PEN America wrote to the Mexican government in 2009 to express their concern about harassment of Cacho by armed men parked outside her home. They demanded that crimes of harassment against journalists be made a federal offence and that Cacho’s case be fully investigated. In the same year, the Inter-America Commission on Human Rights also intervened, asking the Mexican government to take precautionary measures to protect her. According to Article 19, insufficient action was taken by the Mexican authorities to address either of these concerns.
Undeterred by continuous threats to her life and freedom, Cacho continued to investigate and to publish other stories, from the hundreds of femicides in Ciudad Juárez to child slavery and prostitution involving some of Mexico’s most powerful politicians and business leaders.
In a piece for PEN International’s website in 2019, Cacho wrote that ‘I write for others, I write for myself, I write to record that life counts. I don’t want to lose my head.’
In the piece, she speaks of her daily life, as she deals with the constant threats to her life from powerful people whose misdeeds she has exposed. She speaks about her kidnap and torture, about her therapy and the coping techniques she has developed in a life under constant threat: ‘That’s what I do each time a new death threat arrives. I denounce and then I continue my life, ratcheting up my defences, and I continue writing, which is the same as to continue living.’
Writing for PEN Transmissions of the death of her friend and colleague Rubén Espinosa, she writes: ‘Only those who live under death threats know how the clock marks the hours differently. Not only does it imply living with fear, but it also goads the spirit of self-censorship that makes us ask: Is it worth it? Is exposing yet another atrocity in a country of despicable leaders really worth the risk? I can only answer that it is always worth telling the truth, always worth fighting against ignominy and trying to build a country in which it is worth growing up, living, loving.’

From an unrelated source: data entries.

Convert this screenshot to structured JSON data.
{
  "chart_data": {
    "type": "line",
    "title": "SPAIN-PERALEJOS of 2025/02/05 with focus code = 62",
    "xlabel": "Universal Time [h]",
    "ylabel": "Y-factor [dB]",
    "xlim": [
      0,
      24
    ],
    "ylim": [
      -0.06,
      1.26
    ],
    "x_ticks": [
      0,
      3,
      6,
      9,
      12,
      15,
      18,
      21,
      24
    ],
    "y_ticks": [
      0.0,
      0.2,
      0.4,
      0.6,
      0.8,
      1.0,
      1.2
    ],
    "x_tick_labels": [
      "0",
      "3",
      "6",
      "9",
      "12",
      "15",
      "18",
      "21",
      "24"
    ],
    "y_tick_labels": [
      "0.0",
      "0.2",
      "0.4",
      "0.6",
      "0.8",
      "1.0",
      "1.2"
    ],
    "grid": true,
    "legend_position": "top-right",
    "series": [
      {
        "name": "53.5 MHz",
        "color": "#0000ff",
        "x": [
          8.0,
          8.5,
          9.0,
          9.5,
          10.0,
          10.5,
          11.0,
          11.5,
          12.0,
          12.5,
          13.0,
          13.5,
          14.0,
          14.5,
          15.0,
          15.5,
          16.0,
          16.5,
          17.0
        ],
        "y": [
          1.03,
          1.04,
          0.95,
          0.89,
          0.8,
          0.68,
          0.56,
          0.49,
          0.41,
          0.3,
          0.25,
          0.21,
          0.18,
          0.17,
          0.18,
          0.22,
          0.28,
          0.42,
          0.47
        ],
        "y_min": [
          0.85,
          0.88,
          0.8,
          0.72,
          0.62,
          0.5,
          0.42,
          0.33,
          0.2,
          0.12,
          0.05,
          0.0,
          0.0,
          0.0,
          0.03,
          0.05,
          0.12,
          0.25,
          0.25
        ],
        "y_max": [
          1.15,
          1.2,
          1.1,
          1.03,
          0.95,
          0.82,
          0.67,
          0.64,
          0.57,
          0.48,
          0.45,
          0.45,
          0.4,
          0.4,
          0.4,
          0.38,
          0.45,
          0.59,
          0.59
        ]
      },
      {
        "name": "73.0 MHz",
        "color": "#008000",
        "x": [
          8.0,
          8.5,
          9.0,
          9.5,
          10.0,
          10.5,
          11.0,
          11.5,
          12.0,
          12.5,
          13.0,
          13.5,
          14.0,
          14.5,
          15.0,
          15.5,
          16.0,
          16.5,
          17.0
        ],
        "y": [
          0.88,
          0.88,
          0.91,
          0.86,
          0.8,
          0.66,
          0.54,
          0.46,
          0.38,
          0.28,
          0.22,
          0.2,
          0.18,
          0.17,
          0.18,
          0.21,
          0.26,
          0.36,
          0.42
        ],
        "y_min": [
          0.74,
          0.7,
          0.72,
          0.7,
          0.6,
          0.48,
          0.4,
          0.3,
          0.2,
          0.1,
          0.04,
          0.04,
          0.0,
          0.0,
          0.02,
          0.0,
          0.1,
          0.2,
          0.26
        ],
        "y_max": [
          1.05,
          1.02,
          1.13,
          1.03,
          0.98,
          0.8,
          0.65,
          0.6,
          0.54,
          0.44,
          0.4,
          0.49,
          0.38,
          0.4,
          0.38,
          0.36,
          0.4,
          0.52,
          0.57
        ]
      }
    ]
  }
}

Mexico is one of the most dangerous places in the world to be a journalist, with 100 journalists murdered between 2000-18. Leopoldo Maldonado, deputy director of Article 19 in Mexico described the Mexican state as ‘like a mafia, which acts to protect its own, to persecute those telling the truth, to persecute those who search for justice and to defend human rights through journalism.’
PEN are also active in defending journalists and in liaising with the Mexican authorities on their behalf. Jennifer Clement, President of PEN International and former President of PEN Mexico, made it her top priority when in charge of PEN Mexico. She explained that: ‘the problem is that nobody who has killed a journalist is in jail for killing a journalist. This is a terrible problem. The other problem is that to kill a journalist continues to be a state crime. That must be changed to a federal crime, because criminal organizations have infiltrated the local governments, which makes it very hard for the local governments to police themselves. Killing a journalist has to be a federal crime so that it’s a more serious crime.’
Cacho is the co-founder of the Network of Journalists from Mexico, Central America and the Caribbean as well as a Goodwill Ambassador for the UN Office on Drugs and Crime. In 2012 she contributed to PEN’s Write Against Impunity Campaign. She received the 2008 Tucholsky Prize from Swedish PEN and the 2009 One Humanity Award from Canadian PEN and is an honorary member of Scottish PEN.
In recognition of her bravery and the importance of her work, she has been awarded the Don Sergio Méndez Arceo National Human Rights Prize, Amnesty International’s Ginetta Sagann Prize, UNESCO’s Guillermo Cano Prize for freedom of Expression and the PEN Pinter Prize for an International Writer of Courage.